Martin Gilbert, co-founder & chief executive of Aberdeen Asset Management, tweeted: “China’s slide no surprise! Econ slowing & doubling of stock market was speculative not based on fundamentals.”

Joachim Fels, global economic advisor at Pimco, said in a report that investors have been bearish on emerging markets as they are in the midst of a very bumpy, long transition to new growth models.

Fels: “As regards negative spillovers from emerging to developed economies, yes, they exist, but initial economic and financial conditions in the latter are the strongest they’ve been in many years. Domestic demand in the US and UK looks solid, and even the euro area is enjoying a slow but broad-based economic recovery.”

He expects that Mario Draghi, president of the European Central Bank, may use the press conference on 3 September to emphasize that the central bank stands ready to do more to support markets and that Japan could extend its current monetary easing program. Fels added that prudent timing of the first rate hike from the US Federal Reserve will be crucial to calm markets.
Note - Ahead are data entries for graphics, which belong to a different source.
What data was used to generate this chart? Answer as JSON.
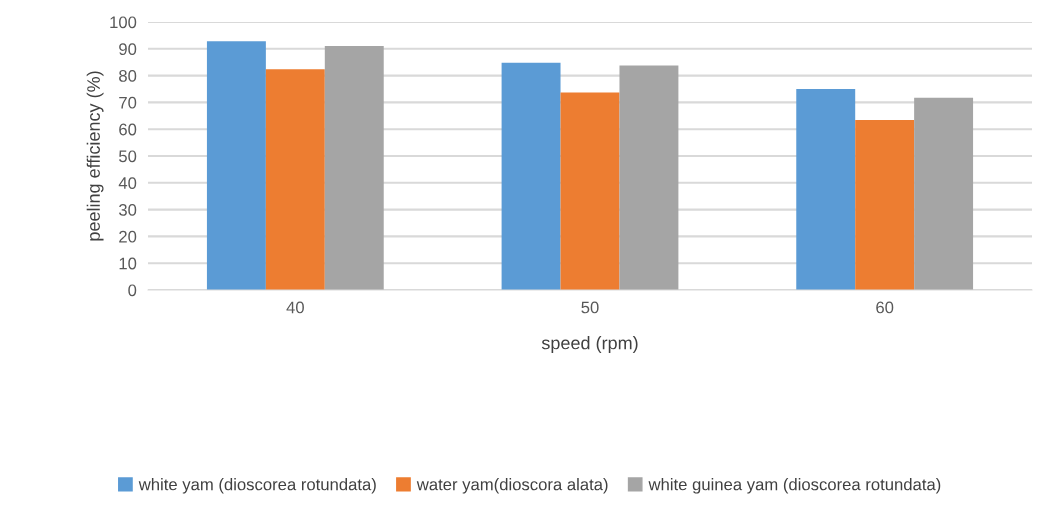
{
  "chart_data": {
    "type": "bar",
    "xlabel": "speed (rpm)",
    "ylabel": "peeling efficiency (%)",
    "categories": [
      "40",
      "50",
      "60"
    ],
    "series": [
      {
        "name": "white yam (dioscorea rotundata)",
        "color": "#5b9bd5",
        "values": [
          92.8,
          84.8,
          75.0
        ]
      },
      {
        "name": "water yam(dioscora alata)",
        "color": "#ed7d31",
        "values": [
          82.4,
          73.7,
          63.4
        ]
      },
      {
        "name": "white guinea yam (dioscorea rotundata)",
        "color": "#a5a5a5",
        "values": [
          91.0,
          83.8,
          71.7
        ]
      }
    ],
    "ylim": [
      0,
      100
    ],
    "yticks": [
      0,
      10,
      20,
      30,
      40,
      50,
      60,
      70,
      80,
      90,
      100
    ],
    "grid": "y",
    "legend": "bottom"
  }
}
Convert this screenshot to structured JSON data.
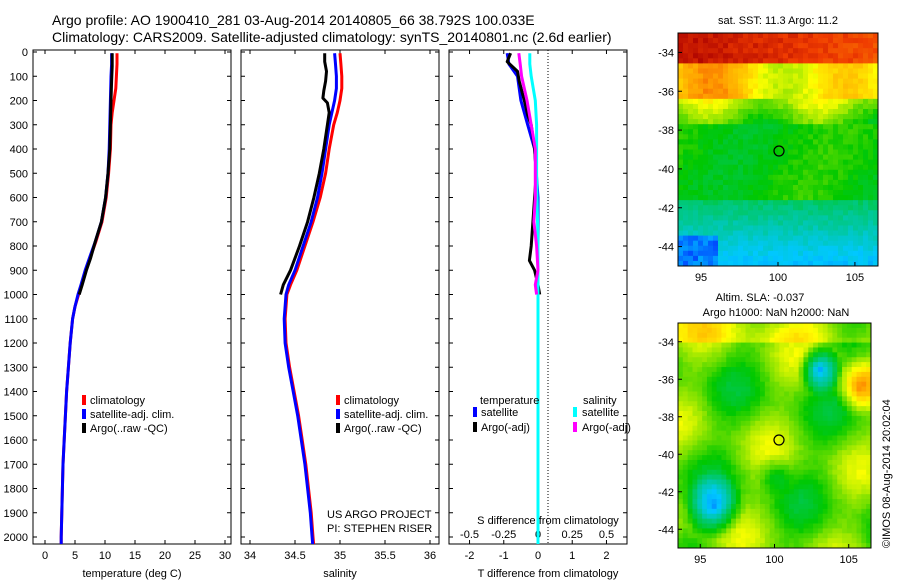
{
  "header": {
    "line1": "Argo profile: AO 1900410_281 03-Aug-2014 20140805_66 38.792S 100.033E",
    "line2": "Climatology: CARS2009. Satellite-adjusted climatology: synTS_20140801.nc (2.6d earlier)"
  },
  "credits": {
    "project": "US ARGO PROJECT",
    "pi": "PI: STEPHEN RISER"
  },
  "watermark": "©IMOS 08-Aug-2014 20:02:04",
  "colors": {
    "climatology": "#ff0000",
    "satellite": "#0000ff",
    "argo": "#000000",
    "sal_satellite": "#00ffff",
    "sal_argo": "#ff00ff"
  },
  "chart_data": [
    {
      "type": "line",
      "xlabel": "temperature (deg C)",
      "xlim": [
        -2,
        31
      ],
      "ylim": [
        0,
        2050
      ],
      "y_reversed": true,
      "xticks": [
        "0",
        "5",
        "10",
        "15",
        "20",
        "25",
        "30"
      ],
      "yticks": [
        "0",
        "100",
        "200",
        "300",
        "400",
        "500",
        "600",
        "700",
        "800",
        "900",
        "1000",
        "1100",
        "1200",
        "1300",
        "1400",
        "1500",
        "1600",
        "1700",
        "1800",
        "1900",
        "2000"
      ],
      "legend": {
        "placement": "lower-middle",
        "entries": [
          "climatology",
          "satellite-adj. clim.",
          "Argo(..raw -QC)"
        ]
      },
      "series": [
        {
          "name": "climatology",
          "color": "#ff0000",
          "points": [
            [
              12.0,
              5
            ],
            [
              12.0,
              50
            ],
            [
              11.9,
              100
            ],
            [
              11.8,
              150
            ],
            [
              11.5,
              200
            ],
            [
              11.2,
              250
            ],
            [
              11.0,
              300
            ],
            [
              10.9,
              400
            ],
            [
              10.6,
              500
            ],
            [
              10.2,
              600
            ],
            [
              9.5,
              700
            ],
            [
              8.5,
              780
            ],
            [
              7.5,
              850
            ],
            [
              6.8,
              900
            ],
            [
              6.1,
              960
            ],
            [
              5.6,
              1000
            ],
            [
              5.0,
              1050
            ],
            [
              4.6,
              1100
            ],
            [
              4.2,
              1200
            ],
            [
              3.9,
              1300
            ],
            [
              3.6,
              1400
            ],
            [
              3.4,
              1500
            ],
            [
              3.2,
              1600
            ],
            [
              3.0,
              1700
            ],
            [
              2.9,
              1800
            ],
            [
              2.8,
              1900
            ],
            [
              2.7,
              2000
            ],
            [
              2.7,
              2045
            ]
          ]
        },
        {
          "name": "satellite-adj. clim.",
          "color": "#0000ff",
          "points": [
            [
              11.1,
              5
            ],
            [
              11.1,
              50
            ],
            [
              11.0,
              100
            ],
            [
              10.9,
              200
            ],
            [
              10.8,
              300
            ],
            [
              10.7,
              400
            ],
            [
              10.5,
              500
            ],
            [
              10.1,
              600
            ],
            [
              9.4,
              700
            ],
            [
              8.4,
              780
            ],
            [
              7.4,
              850
            ],
            [
              6.7,
              900
            ],
            [
              6.0,
              960
            ],
            [
              5.5,
              1000
            ],
            [
              5.0,
              1050
            ],
            [
              4.6,
              1100
            ],
            [
              4.2,
              1200
            ],
            [
              3.9,
              1300
            ],
            [
              3.6,
              1400
            ],
            [
              3.4,
              1500
            ],
            [
              3.2,
              1600
            ],
            [
              3.0,
              1700
            ],
            [
              2.9,
              1800
            ],
            [
              2.8,
              1900
            ],
            [
              2.7,
              2000
            ],
            [
              2.7,
              2045
            ]
          ]
        },
        {
          "name": "Argo(..raw -QC)",
          "color": "#000000",
          "points": [
            [
              11.2,
              5
            ],
            [
              11.2,
              60
            ],
            [
              11.1,
              120
            ],
            [
              11.0,
              200
            ],
            [
              10.9,
              300
            ],
            [
              10.8,
              400
            ],
            [
              10.5,
              500
            ],
            [
              10.1,
              600
            ],
            [
              9.4,
              700
            ],
            [
              8.4,
              780
            ],
            [
              7.6,
              850
            ],
            [
              6.9,
              900
            ],
            [
              6.2,
              960
            ],
            [
              5.7,
              1000
            ]
          ]
        }
      ]
    },
    {
      "type": "line",
      "xlabel": "salinity",
      "xlim": [
        33.9,
        36.1
      ],
      "ylim": [
        0,
        2050
      ],
      "y_reversed": true,
      "xticks": [
        "34",
        "34.5",
        "35",
        "35.5",
        "36"
      ],
      "legend": {
        "placement": "lower-middle",
        "entries": [
          "climatology",
          "satellite-adj. clim.",
          "Argo(..raw -QC)"
        ]
      },
      "series": [
        {
          "name": "climatology",
          "color": "#ff0000",
          "points": [
            [
              35.0,
              5
            ],
            [
              35.01,
              50
            ],
            [
              35.02,
              100
            ],
            [
              35.02,
              150
            ],
            [
              35.0,
              200
            ],
            [
              34.97,
              250
            ],
            [
              34.93,
              300
            ],
            [
              34.88,
              400
            ],
            [
              34.84,
              500
            ],
            [
              34.78,
              600
            ],
            [
              34.7,
              700
            ],
            [
              34.61,
              800
            ],
            [
              34.52,
              900
            ],
            [
              34.45,
              960
            ],
            [
              34.41,
              1000
            ],
            [
              34.39,
              1100
            ],
            [
              34.4,
              1200
            ],
            [
              34.44,
              1300
            ],
            [
              34.49,
              1400
            ],
            [
              34.54,
              1500
            ],
            [
              34.58,
              1600
            ],
            [
              34.62,
              1700
            ],
            [
              34.65,
              1800
            ],
            [
              34.68,
              1900
            ],
            [
              34.7,
              2000
            ],
            [
              34.71,
              2045
            ]
          ]
        },
        {
          "name": "satellite-adj. clim.",
          "color": "#0000ff",
          "points": [
            [
              34.94,
              5
            ],
            [
              34.95,
              50
            ],
            [
              34.96,
              100
            ],
            [
              34.96,
              150
            ],
            [
              34.94,
              200
            ],
            [
              34.91,
              250
            ],
            [
              34.88,
              300
            ],
            [
              34.84,
              400
            ],
            [
              34.8,
              500
            ],
            [
              34.75,
              600
            ],
            [
              34.68,
              700
            ],
            [
              34.59,
              800
            ],
            [
              34.5,
              900
            ],
            [
              34.43,
              960
            ],
            [
              34.4,
              1000
            ],
            [
              34.38,
              1100
            ],
            [
              34.39,
              1200
            ],
            [
              34.43,
              1300
            ],
            [
              34.48,
              1400
            ],
            [
              34.53,
              1500
            ],
            [
              34.57,
              1600
            ],
            [
              34.61,
              1700
            ],
            [
              34.64,
              1800
            ],
            [
              34.67,
              1900
            ],
            [
              34.69,
              2000
            ],
            [
              34.7,
              2045
            ]
          ]
        },
        {
          "name": "Argo(..raw -QC)",
          "color": "#000000",
          "points": [
            [
              34.83,
              5
            ],
            [
              34.83,
              40
            ],
            [
              34.85,
              80
            ],
            [
              34.84,
              120
            ],
            [
              34.82,
              160
            ],
            [
              34.81,
              190
            ],
            [
              34.86,
              210
            ],
            [
              34.88,
              250
            ],
            [
              34.86,
              300
            ],
            [
              34.82,
              400
            ],
            [
              34.77,
              500
            ],
            [
              34.71,
              600
            ],
            [
              34.64,
              700
            ],
            [
              34.55,
              800
            ],
            [
              34.45,
              900
            ],
            [
              34.37,
              960
            ],
            [
              34.34,
              1000
            ]
          ]
        }
      ]
    },
    {
      "type": "line",
      "xlabel": "T difference from climatology",
      "xlabel_top": "S difference from climatology",
      "xlim": [
        -2.6,
        2.6
      ],
      "xlim_salinity": [
        -0.65,
        0.65
      ],
      "ylim": [
        0,
        2050
      ],
      "y_reversed": true,
      "xticks": [
        "-2",
        "-1",
        "0",
        "1",
        "2"
      ],
      "xticks_top": [
        "-0.5",
        "-0.25",
        "0",
        "0.25",
        "0.5"
      ],
      "legend": {
        "placement": "lower-middle",
        "temperature_title": "temperature",
        "salinity_title": "salinity",
        "temperature_entries": [
          "satellite",
          "Argo(-adj)"
        ],
        "salinity_entries": [
          "satellite",
          "Argo(-adj)"
        ]
      },
      "series": [
        {
          "name": "temperature satellite",
          "color": "#0000ff",
          "points": [
            [
              -0.9,
              5
            ],
            [
              -0.85,
              50
            ],
            [
              -0.6,
              100
            ],
            [
              -0.5,
              200
            ],
            [
              -0.3,
              300
            ],
            [
              -0.1,
              400
            ],
            [
              -0.05,
              500
            ],
            [
              0,
              600
            ],
            [
              0,
              700
            ],
            [
              0,
              900
            ],
            [
              0,
              1000
            ],
            [
              0,
              1200
            ],
            [
              0,
              1400
            ],
            [
              0,
              1600
            ],
            [
              0,
              1800
            ],
            [
              0,
              2045
            ]
          ]
        },
        {
          "name": "temperature Argo(-adj)",
          "color": "#000000",
          "points": [
            [
              -0.8,
              5
            ],
            [
              -0.9,
              40
            ],
            [
              -0.6,
              80
            ],
            [
              -0.55,
              120
            ],
            [
              -0.4,
              200
            ],
            [
              -0.3,
              260
            ],
            [
              -0.2,
              300
            ],
            [
              -0.1,
              400
            ],
            [
              -0.05,
              500
            ],
            [
              -0.1,
              600
            ],
            [
              -0.15,
              700
            ],
            [
              -0.2,
              800
            ],
            [
              -0.25,
              860
            ],
            [
              -0.1,
              900
            ],
            [
              0,
              960
            ],
            [
              0.05,
              1000
            ]
          ]
        },
        {
          "name": "salinity satellite",
          "color": "#00ffff",
          "points": [
            [
              -0.06,
              5
            ],
            [
              -0.06,
              50
            ],
            [
              -0.05,
              100
            ],
            [
              -0.02,
              200
            ],
            [
              -0.01,
              300
            ],
            [
              -0.01,
              500
            ],
            [
              0,
              800
            ],
            [
              0,
              1000
            ],
            [
              0,
              1500
            ],
            [
              0,
              2045
            ]
          ]
        },
        {
          "name": "salinity Argo(-adj)",
          "color": "#ff00ff",
          "points": [
            [
              -0.14,
              5
            ],
            [
              -0.13,
              50
            ],
            [
              -0.12,
              100
            ],
            [
              -0.08,
              200
            ],
            [
              -0.05,
              300
            ],
            [
              -0.02,
              400
            ],
            [
              -0.02,
              500
            ],
            [
              -0.02,
              600
            ],
            [
              -0.03,
              700
            ],
            [
              -0.01,
              800
            ],
            [
              0,
              900
            ],
            [
              -0.02,
              960
            ],
            [
              -0.01,
              1000
            ]
          ]
        }
      ]
    },
    {
      "type": "heatmap",
      "title": "sat. SST: 11.3 Argo: 11.2",
      "xlim": [
        93.5,
        106.5
      ],
      "ylim": [
        -45,
        -33
      ],
      "xticks": [
        "95",
        "100",
        "105"
      ],
      "yticks": [
        "-34",
        "-36",
        "-38",
        "-40",
        "-42",
        "-44"
      ],
      "marker": {
        "lon": 100.033,
        "lat": -38.792
      }
    },
    {
      "type": "heatmap",
      "title": "Altim. SLA: -0.037",
      "subtitle": "Argo h1000: NaN h2000: NaN",
      "xlim": [
        93.5,
        106.5
      ],
      "ylim": [
        -45,
        -33
      ],
      "xticks": [
        "95",
        "100",
        "105"
      ],
      "yticks": [
        "-34",
        "-36",
        "-38",
        "-40",
        "-42",
        "-44"
      ],
      "marker": {
        "lon": 100.033,
        "lat": -38.792
      }
    }
  ]
}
“In short, provided central banks act appropriately, Mr. Market may well recover soon,” Fels said.

Russ Koesterich, global chief investment strategist at BlackRock expects higher volatility to continue for the foreseeable future and said in a blog the selloff has created a number of potential opportunities for investors with longer-term holding periods according to his analysis using Bloomberg data.

Koesterich said European equities have been excessively hard hit investors may be exaggerating Europe’s exposure to China.

“The MSCI Emerging Markets Index, which has been particularly hard hit, is trading at less than 12x earnings and barely 1.25x book, a level last seen during the lows in early 2009,” Koesterich added. “The selling has even restored some value to US equities and there’s a similar story in credit.

Goldman Sachs said in a report that the drop in commodity prices during the past year and recent economic and foreign exchange weakness in China and other emerging markets will not tip the global economy into recession.

“We maintain our view that commodities will underperform and remain underweight. Short term, we reduce equities to neutral but remain overweight over 6 and 12 months as this remains our preferred asset class. We reiterate our view that developed equity markets will outperform emerging markets,” said Goldman.

The bank’s economics team cautioned against taking too big a global growth signal away from the weakness in China and its impact on commodity market weakness.

The report said: “They believe develop market growth (at least in the US and Europe) is fundamentally sound, will not be very sensitive to China and emerging market weakness, and will get a decent offsetting boost from even lower oil prices. While there may be risks to the downside based on confidence effects, and while inflation may be lower as a result, we remain of the view that a global recession is very unlikely.”